GEA thermal separation plant
A major consideration, however, is the composition of the wastewater. It must be thoroughly tested to ensure that the right physical parameters are considered and the corresponding solution can be properly implemented. Our customers benefit from GEA’s network of professionally staffed test centers, laboratory facilities and pilot equipment, which enable us to support them as they examine available solutions and compare savings against investment and energy costs.
GEA has extensive experience with separation techniques in the food, pharma and chemical industries – which have to meet rigorous standards – and is well placed to advise companies in diverse sectors.
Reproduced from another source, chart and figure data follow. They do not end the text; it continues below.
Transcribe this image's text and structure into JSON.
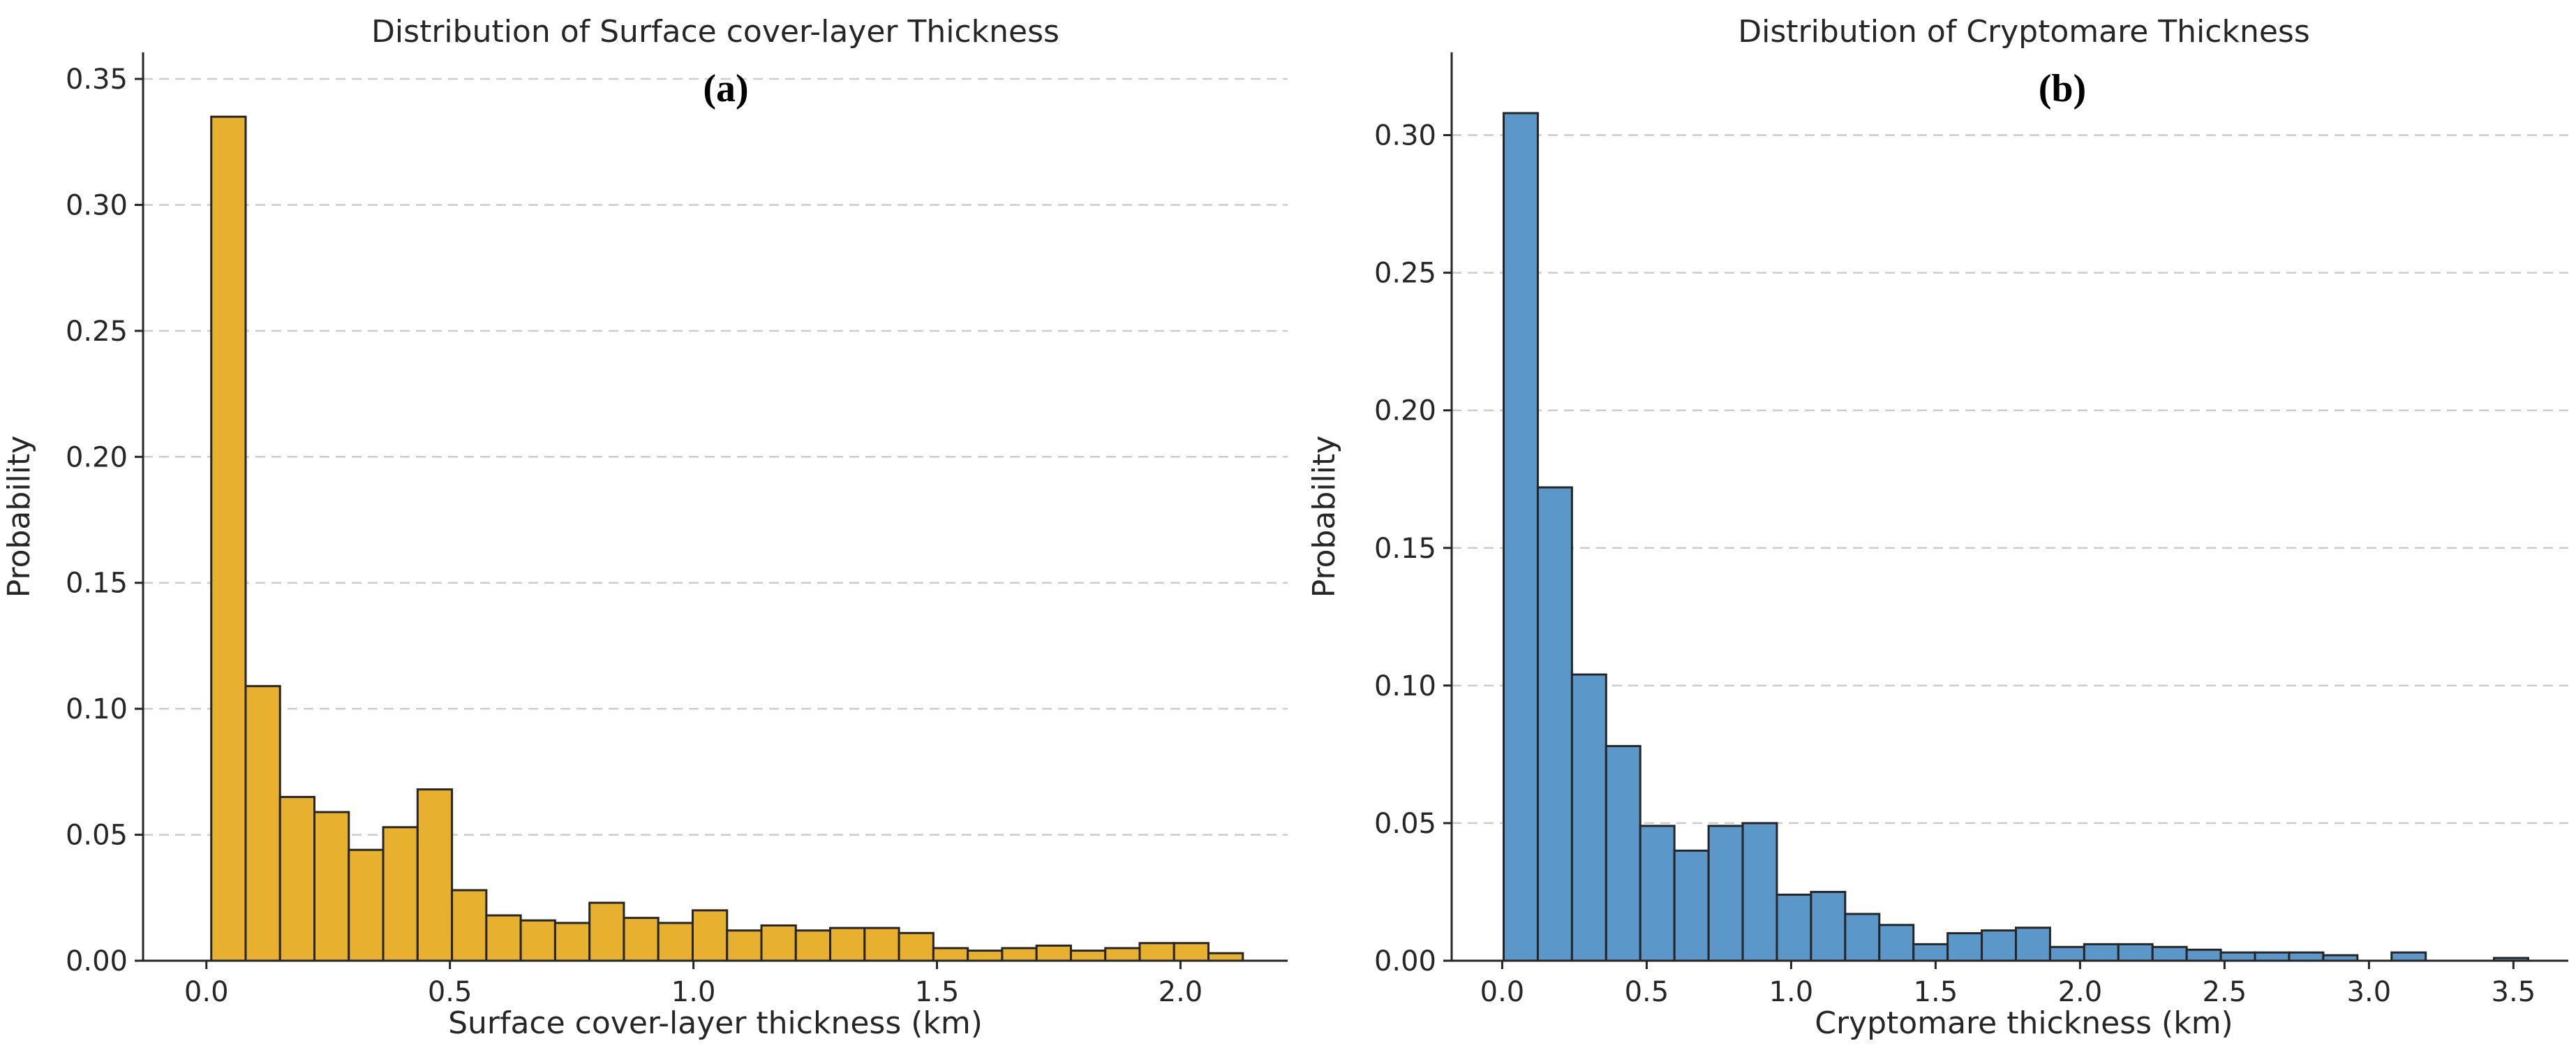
{
  "charts": [
    {
      "chart_data": {
        "type": "bar",
        "title": "Distribution of Surface cover-layer Thickness",
        "panel_label": "(a)",
        "xlabel": "Surface cover-layer thickness (km)",
        "ylabel": "Probability",
        "xlim": [
          -0.13,
          2.22
        ],
        "ylim": [
          0,
          0.355
        ],
        "xticks": [
          0.0,
          0.5,
          1.0,
          1.5,
          2.0
        ],
        "xtick_labels": [
          "0.0",
          "0.5",
          "1.0",
          "1.5",
          "2.0"
        ],
        "yticks": [
          0.0,
          0.05,
          0.1,
          0.15,
          0.2,
          0.25,
          0.3,
          0.35
        ],
        "ytick_labels": [
          "0.00",
          "0.05",
          "0.10",
          "0.15",
          "0.20",
          "0.25",
          "0.30",
          "0.35"
        ],
        "grid": "y",
        "bin_edges": [
          0.01,
          0.0806,
          0.1512,
          0.2218,
          0.2924,
          0.363,
          0.4336,
          0.5042,
          0.5748,
          0.6454,
          0.716,
          0.7866,
          0.8572,
          0.9278,
          0.9984,
          1.069,
          1.1396,
          1.2102,
          1.2808,
          1.3514,
          1.422,
          1.4926,
          1.5632,
          1.6338,
          1.7044,
          1.775,
          1.8456,
          1.9162,
          1.9868,
          2.0574,
          2.128
        ],
        "values": [
          0.335,
          0.109,
          0.065,
          0.059,
          0.044,
          0.053,
          0.068,
          0.028,
          0.018,
          0.016,
          0.015,
          0.023,
          0.017,
          0.015,
          0.02,
          0.012,
          0.014,
          0.012,
          0.013,
          0.013,
          0.011,
          0.005,
          0.004,
          0.005,
          0.006,
          0.004,
          0.005,
          0.007,
          0.007,
          0.003
        ]
      },
      "color": "#E8B02F"
    },
    {
      "chart_data": {
        "type": "bar",
        "title": "Distribution of Cryptomare Thickness",
        "panel_label": "(b)",
        "xlabel": "Cryptomare thickness (km)",
        "ylabel": "Probability",
        "xlim": [
          -0.175,
          3.69
        ],
        "ylim": [
          0,
          0.325
        ],
        "xticks": [
          0.0,
          0.5,
          1.0,
          1.5,
          2.0,
          2.5,
          3.0,
          3.5
        ],
        "xtick_labels": [
          "0.0",
          "0.5",
          "1.0",
          "1.5",
          "2.0",
          "2.5",
          "3.0",
          "3.5"
        ],
        "yticks": [
          0.0,
          0.05,
          0.1,
          0.15,
          0.2,
          0.25,
          0.3
        ],
        "ytick_labels": [
          "0.00",
          "0.05",
          "0.10",
          "0.15",
          "0.20",
          "0.25",
          "0.30"
        ],
        "grid": "y",
        "bin_edges": [
          0.005,
          0.1232,
          0.2414,
          0.3596,
          0.4778,
          0.596,
          0.7142,
          0.8324,
          0.9506,
          1.0688,
          1.187,
          1.3052,
          1.4234,
          1.5416,
          1.6598,
          1.778,
          1.8962,
          2.0144,
          2.1326,
          2.2508,
          2.369,
          2.4872,
          2.6054,
          2.7236,
          2.8418,
          2.96,
          3.0782,
          3.1964,
          3.3146,
          3.4328,
          3.551
        ],
        "values": [
          0.308,
          0.172,
          0.104,
          0.078,
          0.049,
          0.04,
          0.049,
          0.05,
          0.024,
          0.025,
          0.017,
          0.013,
          0.006,
          0.01,
          0.011,
          0.012,
          0.005,
          0.006,
          0.006,
          0.005,
          0.004,
          0.003,
          0.003,
          0.003,
          0.002,
          0.0,
          0.003,
          0.0,
          0.0,
          0.001
        ]
      },
      "color": "#5B97C9"
    }
  ]
}
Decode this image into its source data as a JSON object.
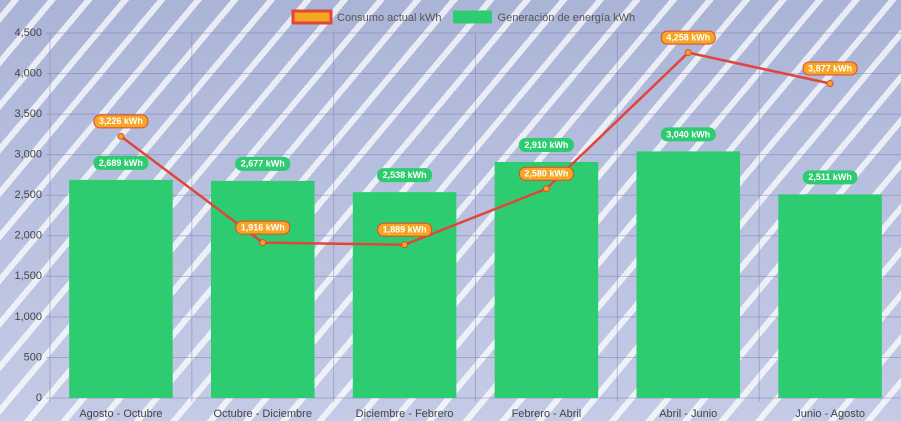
{
  "chart_data": {
    "type": "bar",
    "categories": [
      "Agosto - Octubre",
      "Octubre - Diciembre",
      "Diciembre - Febrero",
      "Febrero - Abril",
      "Abril - Junio",
      "Junio - Agosto"
    ],
    "series": [
      {
        "name": "Consumo actual kWh",
        "type": "line",
        "color": "#f5a623",
        "border_color": "#e0463a",
        "values": [
          3226,
          1916,
          1889,
          2580,
          4258,
          3877
        ],
        "value_labels": [
          "3,226 kWh",
          "1,916 kWh",
          "1,889 kWh",
          "2,580 kWh",
          "4,258 kWh",
          "3,877 kWh"
        ]
      },
      {
        "name": "Generación de energía kWh",
        "type": "bar",
        "color": "#2ecc71",
        "values": [
          2689,
          2677,
          2538,
          2910,
          3040,
          2511
        ],
        "value_labels": [
          "2,689 kWh",
          "2,677 kWh",
          "2,538 kWh",
          "2,910 kWh",
          "3,040 kWh",
          "2,511 kWh"
        ]
      }
    ],
    "ylim": [
      0,
      4500
    ],
    "yticks": [
      0,
      500,
      {
        "value": 1000,
        "label": "1,000"
      },
      {
        "value": 1500,
        "label": "1,500"
      },
      {
        "value": 2000,
        "label": "2,000"
      },
      {
        "value": 2500,
        "label": "2,500"
      },
      {
        "value": 3000,
        "label": "3,000"
      },
      {
        "value": 3500,
        "label": "3,500"
      },
      {
        "value": 4000,
        "label": "4,000"
      },
      {
        "value": 4500,
        "label": "4,500"
      }
    ],
    "grid": true,
    "legend": "top"
  }
}
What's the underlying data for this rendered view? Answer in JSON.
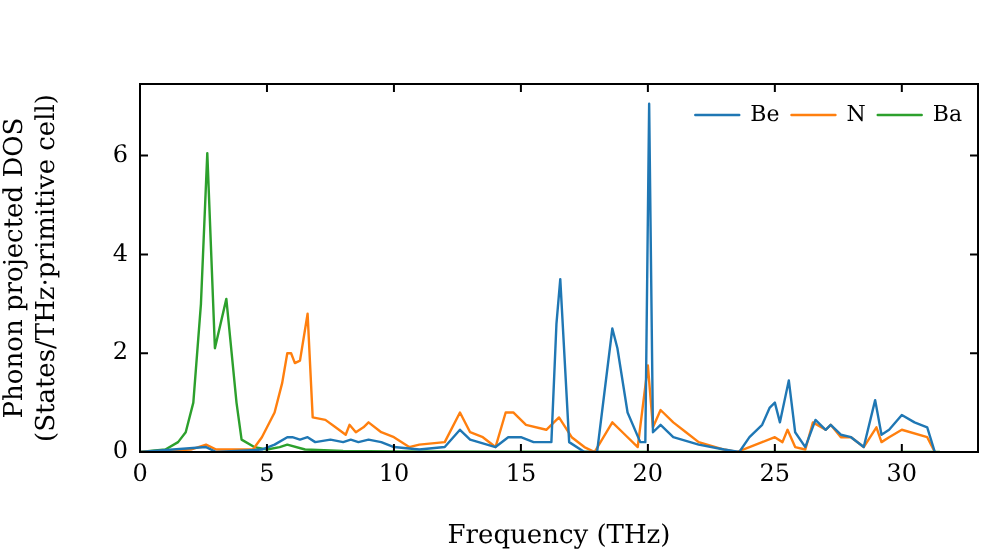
{
  "chart_data": {
    "type": "line",
    "xlabel": "Frequency (THz)",
    "ylabel": "Phonon projected DOS\n(States/THz·primitive cell)",
    "xlim": [
      0,
      33
    ],
    "ylim": [
      0,
      7.45
    ],
    "xticks": [
      0,
      5,
      10,
      15,
      20,
      25,
      30
    ],
    "yticks": [
      0,
      2,
      4,
      6
    ],
    "grid": false,
    "legend": "top right",
    "marker": "none",
    "line_style": "solid",
    "series": [
      {
        "name": "Be",
        "color": "#1f77b4",
        "x": [
          0,
          2.6,
          3,
          4.8,
          5.3,
          5.8,
          6,
          6.3,
          6.6,
          6.9,
          7.5,
          8,
          8.3,
          8.6,
          9,
          9.5,
          10,
          11,
          12,
          12.6,
          13,
          14,
          14.5,
          15,
          15.5,
          16.2,
          16.4,
          16.55,
          16.9,
          17.5,
          18,
          18.6,
          18.8,
          19.2,
          19.7,
          19.9,
          20.05,
          20.2,
          20.5,
          21,
          22,
          23,
          23.6,
          24,
          24.5,
          24.8,
          25,
          25.2,
          25.55,
          25.8,
          26.2,
          26.6,
          27,
          27.2,
          27.6,
          28,
          28.5,
          28.95,
          29.2,
          29.5,
          30,
          30.5,
          31,
          31.3
        ],
        "values": [
          0,
          0.1,
          0,
          0.05,
          0.15,
          0.3,
          0.3,
          0.25,
          0.3,
          0.2,
          0.25,
          0.2,
          0.25,
          0.2,
          0.25,
          0.2,
          0.1,
          0.05,
          0.1,
          0.45,
          0.25,
          0.1,
          0.3,
          0.3,
          0.2,
          0.2,
          2.6,
          3.5,
          0.2,
          0,
          0,
          2.5,
          2.1,
          0.8,
          0.2,
          0.2,
          7.05,
          0.4,
          0.55,
          0.3,
          0.15,
          0.05,
          0,
          0.3,
          0.55,
          0.9,
          1.0,
          0.6,
          1.45,
          0.4,
          0.1,
          0.65,
          0.45,
          0.55,
          0.35,
          0.3,
          0.1,
          1.05,
          0.35,
          0.45,
          0.75,
          0.6,
          0.5,
          0
        ]
      },
      {
        "name": "N",
        "color": "#ff7f0e",
        "x": [
          0,
          2,
          2.6,
          3,
          4.45,
          4.8,
          5.3,
          5.6,
          5.8,
          5.95,
          6.1,
          6.3,
          6.6,
          6.8,
          7.3,
          7.7,
          8.1,
          8.25,
          8.5,
          8.8,
          9,
          9.5,
          10,
          10.6,
          11,
          12,
          12.6,
          13,
          13.5,
          14,
          14.4,
          14.7,
          15.2,
          16,
          16.5,
          17,
          17.5,
          17.9,
          18.6,
          19,
          19.6,
          20,
          20.2,
          20.5,
          21,
          21.5,
          22,
          23,
          23.5,
          24,
          24.5,
          25,
          25.3,
          25.5,
          25.8,
          26.2,
          26.5,
          27,
          27.2,
          27.6,
          28,
          28.5,
          29,
          29.2,
          29.5,
          30,
          31,
          31.3
        ],
        "values": [
          0,
          0.05,
          0.15,
          0.05,
          0.05,
          0.3,
          0.8,
          1.4,
          2.0,
          2.0,
          1.8,
          1.85,
          2.8,
          0.7,
          0.65,
          0.5,
          0.35,
          0.55,
          0.4,
          0.5,
          0.6,
          0.4,
          0.3,
          0.1,
          0.15,
          0.2,
          0.8,
          0.4,
          0.3,
          0.1,
          0.8,
          0.8,
          0.55,
          0.45,
          0.7,
          0.3,
          0.1,
          0,
          0.6,
          0.4,
          0.1,
          1.75,
          0.5,
          0.85,
          0.6,
          0.4,
          0.2,
          0.05,
          0,
          0.1,
          0.2,
          0.3,
          0.2,
          0.45,
          0.1,
          0.05,
          0.6,
          0.45,
          0.55,
          0.3,
          0.3,
          0.1,
          0.5,
          0.2,
          0.3,
          0.45,
          0.3,
          0
        ]
      },
      {
        "name": "Ba",
        "color": "#2ca02c",
        "x": [
          0,
          1,
          1.5,
          1.8,
          2.1,
          2.4,
          2.65,
          2.95,
          3.4,
          3.8,
          4,
          4.5,
          5,
          5.5,
          5.8,
          6.5,
          8,
          10,
          31.5
        ],
        "values": [
          0,
          0.05,
          0.2,
          0.4,
          1.0,
          3.0,
          6.05,
          2.1,
          3.1,
          1.0,
          0.25,
          0.1,
          0.05,
          0.1,
          0.15,
          0.05,
          0.02,
          0.01,
          0
        ]
      }
    ]
  }
}
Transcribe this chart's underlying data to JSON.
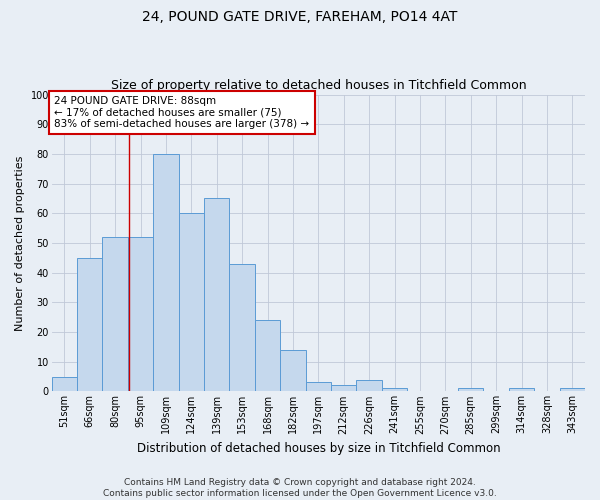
{
  "title1": "24, POUND GATE DRIVE, FAREHAM, PO14 4AT",
  "title2": "Size of property relative to detached houses in Titchfield Common",
  "xlabel": "Distribution of detached houses by size in Titchfield Common",
  "ylabel": "Number of detached properties",
  "footer1": "Contains HM Land Registry data © Crown copyright and database right 2024.",
  "footer2": "Contains public sector information licensed under the Open Government Licence v3.0.",
  "categories": [
    "51sqm",
    "66sqm",
    "80sqm",
    "95sqm",
    "109sqm",
    "124sqm",
    "139sqm",
    "153sqm",
    "168sqm",
    "182sqm",
    "197sqm",
    "212sqm",
    "226sqm",
    "241sqm",
    "255sqm",
    "270sqm",
    "285sqm",
    "299sqm",
    "314sqm",
    "328sqm",
    "343sqm"
  ],
  "values": [
    5,
    45,
    52,
    52,
    80,
    60,
    65,
    43,
    24,
    14,
    3,
    2,
    4,
    1,
    0,
    0,
    1,
    0,
    1,
    0,
    1
  ],
  "bar_color": "#c5d8ed",
  "bar_edge_color": "#5b9bd5",
  "annotation_text_line1": "24 POUND GATE DRIVE: 88sqm",
  "annotation_text_line2": "← 17% of detached houses are smaller (75)",
  "annotation_text_line3": "83% of semi-detached houses are larger (378) →",
  "annotation_box_color": "#ffffff",
  "annotation_box_edge_color": "#cc0000",
  "ylim": [
    0,
    100
  ],
  "yticks": [
    0,
    10,
    20,
    30,
    40,
    50,
    60,
    70,
    80,
    90,
    100
  ],
  "grid_color": "#c0c8d8",
  "background_color": "#e8eef5",
  "red_line_x": 2.53,
  "title1_fontsize": 10,
  "title2_fontsize": 9,
  "ylabel_fontsize": 8,
  "xlabel_fontsize": 8.5,
  "tick_fontsize": 7,
  "footer_fontsize": 6.5,
  "ann_fontsize": 7.5
}
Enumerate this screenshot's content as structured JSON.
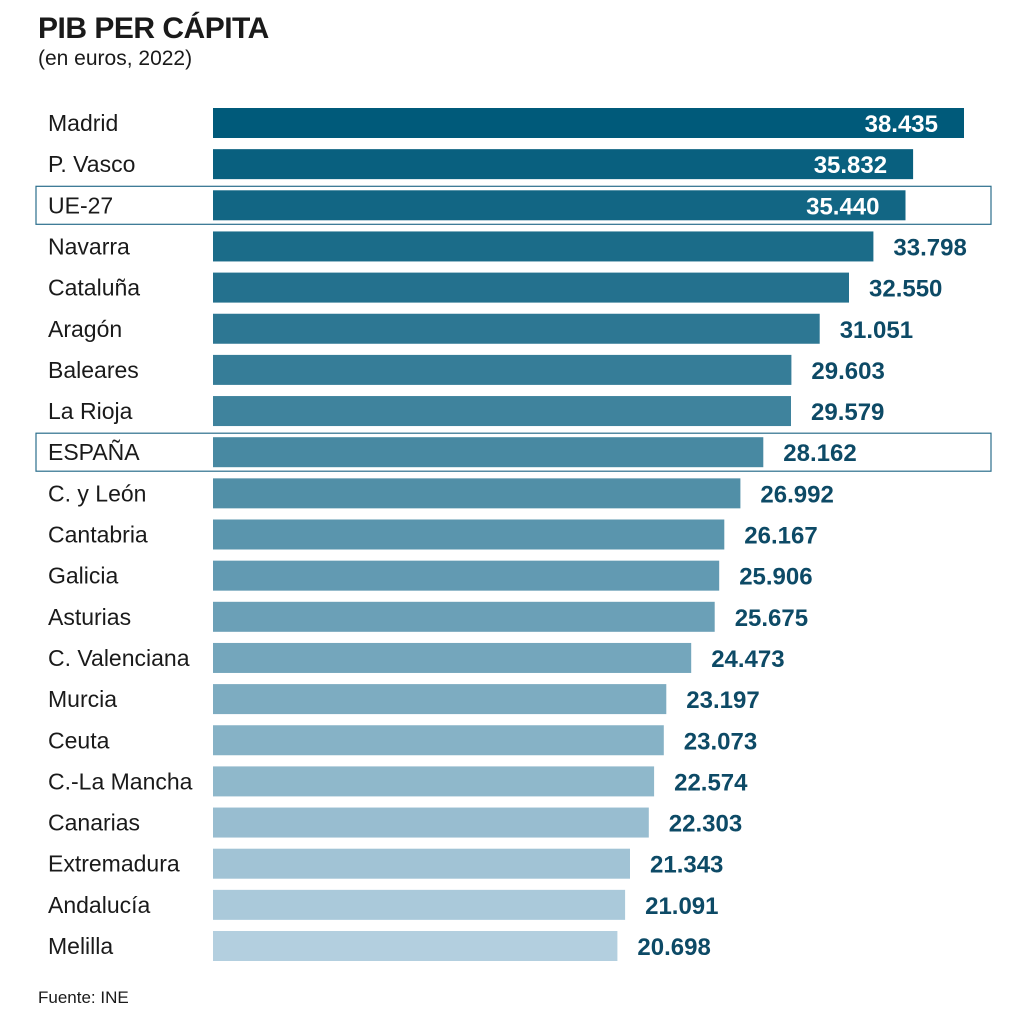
{
  "header": {
    "title": "PIB PER CÁPITA",
    "subtitle": "(en euros, 2022)"
  },
  "footer": {
    "source": "Fuente: INE"
  },
  "colors": {
    "bar_dark": "#005a7a",
    "bar_light": "#b3cfdf",
    "value_text_inside": "#ffffff",
    "value_text_outside": "#0d4a66",
    "highlight_border": "#2b6e8c"
  },
  "chart_data": {
    "type": "bar",
    "orientation": "horizontal",
    "title": "PIB PER CÁPITA",
    "subtitle": "(en euros, 2022)",
    "xlim": [
      0,
      38435
    ],
    "grid": false,
    "categories": [
      "Madrid",
      "P. Vasco",
      "UE-27",
      "Navarra",
      "Cataluña",
      "Aragón",
      "Baleares",
      "La Rioja",
      "ESPAÑA",
      "C. y León",
      "Cantabria",
      "Galicia",
      "Asturias",
      "C. Valenciana",
      "Murcia",
      "Ceuta",
      "C.-La Mancha",
      "Canarias",
      "Extremadura",
      "Andalucía",
      "Melilla"
    ],
    "values": [
      38435,
      35832,
      35440,
      33798,
      32550,
      31051,
      29603,
      29579,
      28162,
      26992,
      26167,
      25906,
      25675,
      24473,
      23197,
      23073,
      22574,
      22303,
      21343,
      21091,
      20698
    ],
    "value_labels": [
      "38.435",
      "35.832",
      "35.440",
      "33.798",
      "32.550",
      "31.051",
      "29.603",
      "29.579",
      "28.162",
      "26.992",
      "26.167",
      "25.906",
      "25.675",
      "24.473",
      "23.197",
      "23.073",
      "22.574",
      "22.303",
      "21.343",
      "21.091",
      "20.698"
    ],
    "highlighted": [
      "UE-27",
      "ESPAÑA"
    ],
    "labels_inside_bar": [
      "Madrid",
      "P. Vasco",
      "UE-27"
    ]
  }
}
Why so important? The UN estimates that 80 percent of the world’s wastewater flows back into the ecosystem without being treated or reused and that 3.6 million people die each year globally from water-related diseases – 84 percent of whom are children. What’s more, water scarcity affects four out of every 10 people; and, by 2025, the UN expects 1.8 billion people to be living in countries or regions with absolute water scarcity.
GEA is doing everything it can to prevent this becoming a self-fulfilling prophecy: the company has supplied numerous biosolids decanters as part of wastewater treatment plant throughout India and for industrial effluent and municipal sewage applications; in Ireland, GEA’s dewatering technology is helping to reduce operating costs by producing sludge that is 10–15 percent drier and therefore less expensive to transport or reuse … as agricultural fertilizer; and in Mexico, GEA was brought into design and build a zero liquid discharge (ZLD) wastewater treatment plant for a power plant in Ciudad Juárez. And that’s just the tip of the metaphorical iceberg!
Oh, and remember the plastic we talked about earlier? We’re about to come full circle. Coupled with tougher recycling and production requirements, recycled PET (rPET) is now more widely available and competitively priced. Many companies who produce and use rPET rely on GEA centrifuge technology to handle their process water, enabling them to comply with quality and environmental standards while minimizing their running costs.
Fertilizer production
Fertilizers play an important role, here, but a balance needs to be found between inputs and outputs such as groundwater nitrate levels, greenhouse gas emissions, soil pollution, etc. As such, many growers are now looking for high-purity and water-soluble formulations such as monoammonium phosphate or MAP. In the production of MAP, phosphoric acid is generally used as the starting product; but, GEA has developed and implemented a groundbreaking solution to produce high-quality soluble MAP fertilizer that eliminates the need to purchase purified phosphoric acid and/or integrate an additional purification line.